Trotz Friedensappellen geht die Gewalt in Südafrikas Schwarzensiedlungen weiter/ Inkatha macht ANC für neues Massaker verantwortlich/ Polizeiminister lobt sich selbst für Massenverhaftungen  ■ Aus Johannesburg Hans Brandt

Mindestens 17 Menschen sind in Südafrika am Sonntag ums Leben gekommen, als Unbekannte in der Provinz Natal das Feuer auf zwei Busse voller Anhänger der Zulu-Organisation Inkatha eröffneten. Die Businsassen kamen von einer Inkatha-Versammlung, bei der 45.000 Menschen für ein Ende der seit fünf Jahren andauernden blutigen Kämpfe mit Sympathisanten des Afrikanischen Nationalkongresses (ANC) gebetet hatten. Der Angriff fand außerhalb von Pietermaritzburg in einer Gegend statt, in der die Kämpfe besonders viele Opfer gefordert haben.
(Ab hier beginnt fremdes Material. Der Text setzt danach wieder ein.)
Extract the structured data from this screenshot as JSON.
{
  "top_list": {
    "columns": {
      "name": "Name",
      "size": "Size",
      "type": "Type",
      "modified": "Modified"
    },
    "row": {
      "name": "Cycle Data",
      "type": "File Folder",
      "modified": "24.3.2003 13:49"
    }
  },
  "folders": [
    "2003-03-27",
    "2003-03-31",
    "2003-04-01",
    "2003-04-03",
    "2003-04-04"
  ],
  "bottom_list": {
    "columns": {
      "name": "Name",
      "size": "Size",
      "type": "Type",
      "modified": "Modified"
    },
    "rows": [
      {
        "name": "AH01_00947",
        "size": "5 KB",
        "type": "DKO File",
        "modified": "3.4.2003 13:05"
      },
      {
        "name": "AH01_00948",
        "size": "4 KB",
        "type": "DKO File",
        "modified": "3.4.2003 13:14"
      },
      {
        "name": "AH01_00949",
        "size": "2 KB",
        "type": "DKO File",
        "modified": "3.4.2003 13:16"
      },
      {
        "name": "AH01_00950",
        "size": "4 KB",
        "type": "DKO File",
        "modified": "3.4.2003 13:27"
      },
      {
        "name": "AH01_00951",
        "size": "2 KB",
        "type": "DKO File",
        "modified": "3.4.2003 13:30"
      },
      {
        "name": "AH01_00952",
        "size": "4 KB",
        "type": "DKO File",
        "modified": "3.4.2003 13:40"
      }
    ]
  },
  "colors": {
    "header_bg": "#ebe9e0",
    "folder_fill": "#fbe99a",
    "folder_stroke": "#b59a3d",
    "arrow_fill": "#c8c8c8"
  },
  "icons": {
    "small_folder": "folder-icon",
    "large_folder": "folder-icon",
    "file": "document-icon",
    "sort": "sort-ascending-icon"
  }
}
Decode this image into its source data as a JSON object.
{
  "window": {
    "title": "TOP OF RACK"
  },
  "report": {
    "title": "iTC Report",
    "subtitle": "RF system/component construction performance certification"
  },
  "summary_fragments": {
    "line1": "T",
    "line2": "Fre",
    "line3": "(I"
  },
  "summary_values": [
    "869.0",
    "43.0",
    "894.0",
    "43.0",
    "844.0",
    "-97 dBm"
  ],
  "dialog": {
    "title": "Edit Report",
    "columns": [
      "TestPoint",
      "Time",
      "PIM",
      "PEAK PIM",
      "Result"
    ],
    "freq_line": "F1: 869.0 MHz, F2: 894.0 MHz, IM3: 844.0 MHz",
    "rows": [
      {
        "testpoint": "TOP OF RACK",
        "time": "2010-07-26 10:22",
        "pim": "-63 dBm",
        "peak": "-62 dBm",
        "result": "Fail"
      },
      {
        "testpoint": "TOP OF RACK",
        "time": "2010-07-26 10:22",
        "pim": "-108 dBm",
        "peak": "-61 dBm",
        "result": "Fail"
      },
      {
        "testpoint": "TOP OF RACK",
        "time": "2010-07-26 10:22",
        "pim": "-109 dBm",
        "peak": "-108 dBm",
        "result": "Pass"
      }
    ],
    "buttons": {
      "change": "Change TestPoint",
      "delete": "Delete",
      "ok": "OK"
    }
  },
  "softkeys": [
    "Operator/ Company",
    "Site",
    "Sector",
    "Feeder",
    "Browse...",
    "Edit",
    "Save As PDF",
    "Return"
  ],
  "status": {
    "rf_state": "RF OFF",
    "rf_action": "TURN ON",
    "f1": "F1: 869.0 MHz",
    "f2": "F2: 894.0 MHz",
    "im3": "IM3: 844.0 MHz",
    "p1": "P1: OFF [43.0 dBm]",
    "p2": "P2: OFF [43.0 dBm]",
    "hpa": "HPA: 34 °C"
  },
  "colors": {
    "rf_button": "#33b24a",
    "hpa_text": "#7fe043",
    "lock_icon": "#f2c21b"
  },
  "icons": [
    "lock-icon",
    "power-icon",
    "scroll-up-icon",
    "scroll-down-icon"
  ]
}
Es ist der schwerste Angriff, seit Inkatha-Präsident Mangosuthu Buthelezi und ANC-Vizepräsident Nelson Mandela Ende Januar ein Friedensabkommen unterzeichneten. Ein örtlicher Inkatha-Führer, David Ntombela, machte „ANC-Leute“ für den Angriff verantwortlich. „Wir und die Regierung wissen, daß der ANC das Land erobern will und alle Kämpfe verursacht“, sagt Ntombela. „Wie lange müssen wir Angriffe auf Leute hinnehmen, die zu einer Gebetsversammlung gekommen sind? Jetzt ist es genug.“

Deutlich wird damit, daß Abkommen zwischen Spitzenpolitikern der beiden Organisationen noch keineswegs von einfachen Mitgliedern akzeptiert werden. Inkatha und ANC haben verschiedene Initiativen angekündigt, um das Abkommen an der Basis durchzusetzen. Dazu gehören gemeinsame Besuche von Mandela und Buthelezi in den umkämpften Gebieten. Aber noch hat es keine konkreten Schritte gegeben.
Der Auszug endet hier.